Leon v New York City Tr. Auth.
Published by New York State Law Reporting Bureau pursuant to Judiciary Law § 431.
This opinion is uncorrected and subject to revision before publication in the Official Reports.
Andrias, J.P., Saxe, Acosta, Freedman, Richter, JJ.
Order, Supreme Court, New York County (Harold B. Beeler, J.), entered December 3, 2009, which granted defendant New York City Transit Authority's motion for summary judgment dismissing the complaint, unanimously reversed, on the law, without costs, and the motion denied. Appeal from order, same court (Michael D. Stallman, J.), entered February 17, 2011, which denied plaintiff's motion to renew and reargue, unanimously dismissed, without costs.
Plaintiff alleges he was injured when he fell into a gap between the platform and a subway car at the Union Square station in Manhattan. Specifically, he testified that when he attempted to board the subway car, his left leg fell, up to his buttocks, into the gap of eight or nine inches between the platform and the car. Plaintiff suffered, among other injuries, a torn meniscus. In support of its motion to dismiss, the Transit Authority (TA) asserted that case law has established that, due to the swaying of trains as they move, some gap between the train and the platform is necessary to avoid having the car strike the platform, that, through the application of a mathematical formula, it calculated that the maximum permissible gap at the curved section of the track where plaintiff's accident occurred was 9.2 inches, and that the gap in question did not exceed 9.2 inches. The TA argued that compliance with its internal gap policy entitles it to qualified immunity.
To establish its entitlement to qualified immunity, a governmental body must show that "a public planning body considered and passed upon the same question of risk as would go to a jury in the case at issue" (Jackson v New York City Tr. Auth., 30 AD3d 289, 290 ). A mere informal review or internal policy will not suffice. The defendant must demonstrate that a "study, inquiry or investigation" into that question was conducted and reached the determination now relied upon (id.). The TA submitted several documents that refer to the 6-inch-gap standard for straight tracks, including a 1987 memorandum that states that the gap between the platform and straight track must not exceed 6 inches, and an affidavit by the TA engineer who calculated the 9.2-inch-gap standard for curved tracks. All these documents address the risk that trains will scrape against the platform as they travel along the track. None of the documents, however, address "the same question of risk" that is at issue in this case, i.e., the risk that a passenger will fall into the gap between platform and track.
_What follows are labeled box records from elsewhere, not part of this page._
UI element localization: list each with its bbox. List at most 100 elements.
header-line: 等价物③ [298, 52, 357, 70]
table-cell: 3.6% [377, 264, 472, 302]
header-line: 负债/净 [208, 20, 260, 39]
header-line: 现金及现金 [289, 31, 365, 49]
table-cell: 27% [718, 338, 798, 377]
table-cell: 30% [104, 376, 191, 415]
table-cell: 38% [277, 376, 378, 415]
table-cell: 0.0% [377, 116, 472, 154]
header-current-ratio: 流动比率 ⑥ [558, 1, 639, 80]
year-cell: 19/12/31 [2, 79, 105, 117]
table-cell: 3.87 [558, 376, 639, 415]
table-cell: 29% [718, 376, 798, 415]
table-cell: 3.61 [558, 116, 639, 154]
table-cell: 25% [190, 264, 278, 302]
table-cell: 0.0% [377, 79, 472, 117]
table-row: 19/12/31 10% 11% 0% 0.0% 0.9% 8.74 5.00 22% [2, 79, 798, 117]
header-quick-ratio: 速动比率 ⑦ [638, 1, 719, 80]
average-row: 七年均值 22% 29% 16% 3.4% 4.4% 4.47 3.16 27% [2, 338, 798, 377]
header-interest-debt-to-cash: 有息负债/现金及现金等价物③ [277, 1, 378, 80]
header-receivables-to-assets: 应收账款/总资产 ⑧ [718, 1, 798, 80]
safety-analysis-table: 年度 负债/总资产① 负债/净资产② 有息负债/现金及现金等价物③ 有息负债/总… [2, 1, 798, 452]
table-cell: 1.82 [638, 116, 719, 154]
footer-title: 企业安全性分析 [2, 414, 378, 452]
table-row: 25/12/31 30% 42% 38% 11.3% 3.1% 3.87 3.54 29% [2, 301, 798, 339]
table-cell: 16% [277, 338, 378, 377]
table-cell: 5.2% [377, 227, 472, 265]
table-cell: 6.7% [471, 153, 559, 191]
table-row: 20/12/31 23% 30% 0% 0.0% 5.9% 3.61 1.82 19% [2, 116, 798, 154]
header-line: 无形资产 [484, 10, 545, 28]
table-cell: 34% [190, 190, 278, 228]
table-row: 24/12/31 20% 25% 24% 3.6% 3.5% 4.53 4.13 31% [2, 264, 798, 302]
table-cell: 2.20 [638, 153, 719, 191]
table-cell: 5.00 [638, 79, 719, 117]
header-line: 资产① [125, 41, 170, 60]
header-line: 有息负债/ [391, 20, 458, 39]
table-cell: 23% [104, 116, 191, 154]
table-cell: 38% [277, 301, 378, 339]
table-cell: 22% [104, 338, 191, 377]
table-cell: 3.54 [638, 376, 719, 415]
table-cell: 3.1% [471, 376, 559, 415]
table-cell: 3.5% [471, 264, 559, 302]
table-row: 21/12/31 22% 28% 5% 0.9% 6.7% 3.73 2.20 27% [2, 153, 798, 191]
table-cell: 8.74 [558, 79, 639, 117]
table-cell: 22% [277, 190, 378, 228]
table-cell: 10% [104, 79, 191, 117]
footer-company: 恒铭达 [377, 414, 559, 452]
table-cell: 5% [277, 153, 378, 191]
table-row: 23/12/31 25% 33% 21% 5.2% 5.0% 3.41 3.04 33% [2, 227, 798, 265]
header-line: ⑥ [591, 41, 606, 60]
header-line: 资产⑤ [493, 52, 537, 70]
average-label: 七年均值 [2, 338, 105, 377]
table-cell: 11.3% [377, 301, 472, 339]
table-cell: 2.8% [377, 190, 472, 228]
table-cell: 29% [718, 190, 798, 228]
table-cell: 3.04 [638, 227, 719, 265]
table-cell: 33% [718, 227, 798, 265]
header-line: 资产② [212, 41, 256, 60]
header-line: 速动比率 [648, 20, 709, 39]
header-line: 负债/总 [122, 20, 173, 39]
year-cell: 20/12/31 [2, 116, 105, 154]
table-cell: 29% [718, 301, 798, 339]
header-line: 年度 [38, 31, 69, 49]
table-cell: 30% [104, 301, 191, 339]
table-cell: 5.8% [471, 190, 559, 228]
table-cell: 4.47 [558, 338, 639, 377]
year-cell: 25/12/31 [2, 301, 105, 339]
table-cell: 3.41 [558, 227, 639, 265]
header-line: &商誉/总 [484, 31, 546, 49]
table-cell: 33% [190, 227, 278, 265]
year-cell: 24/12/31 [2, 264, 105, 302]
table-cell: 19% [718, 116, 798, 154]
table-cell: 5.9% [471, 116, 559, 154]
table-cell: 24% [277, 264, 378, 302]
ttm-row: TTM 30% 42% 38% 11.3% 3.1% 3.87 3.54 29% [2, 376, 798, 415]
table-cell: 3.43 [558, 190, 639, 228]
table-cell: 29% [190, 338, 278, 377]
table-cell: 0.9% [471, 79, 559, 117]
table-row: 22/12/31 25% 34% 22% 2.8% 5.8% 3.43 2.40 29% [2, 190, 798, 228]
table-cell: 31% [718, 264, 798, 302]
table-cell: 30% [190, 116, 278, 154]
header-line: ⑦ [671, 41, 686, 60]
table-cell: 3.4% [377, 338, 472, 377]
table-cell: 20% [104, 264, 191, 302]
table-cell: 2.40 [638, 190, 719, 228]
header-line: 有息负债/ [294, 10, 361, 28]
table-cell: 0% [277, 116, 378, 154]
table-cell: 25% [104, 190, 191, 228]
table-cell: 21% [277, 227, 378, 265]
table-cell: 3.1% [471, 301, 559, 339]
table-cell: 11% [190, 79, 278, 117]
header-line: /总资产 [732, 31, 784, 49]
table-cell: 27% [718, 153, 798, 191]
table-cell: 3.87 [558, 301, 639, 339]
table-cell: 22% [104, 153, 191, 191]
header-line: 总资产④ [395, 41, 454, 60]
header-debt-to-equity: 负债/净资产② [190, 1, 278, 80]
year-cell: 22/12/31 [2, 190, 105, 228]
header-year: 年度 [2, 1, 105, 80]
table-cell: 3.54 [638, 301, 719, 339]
This Court, on two occasions, has already found that the 1987 memorandum does not constitute a study for purposes of the qualified immunity doctrine because it does not cite any basis for the six-inch standard (Sanchez v City of New York, 85 AD3d 580 ; see Tzilianos v New York City Tr. Auth., 91 AD3d 435 ). Indeed, the TA concedes that the 1987 memorandum "was not a study, did not purport to be a study, and contained no reference to any study." And yet, it submitted the 1987 memorandum and two Memoranda of Understandings detailing clearance requirements, dated 2001 and 2002, that merely incorporate the six-inch standard set forth in the 1987 memorandum. This is insufficient to demonstrate the TA's entitlement to qualified immunity.
We dismiss the appeal from the February 17, 2011 order since no appeal lies from the denial of reargument, and the appeal is otherwise academic in light of our reversal of the prior order.
THIS CONSTITUTES THE DECISION AND ORDER OF THE SUPREME COURT, APPELLATE DIVISION, FIRST DEPARTMENT.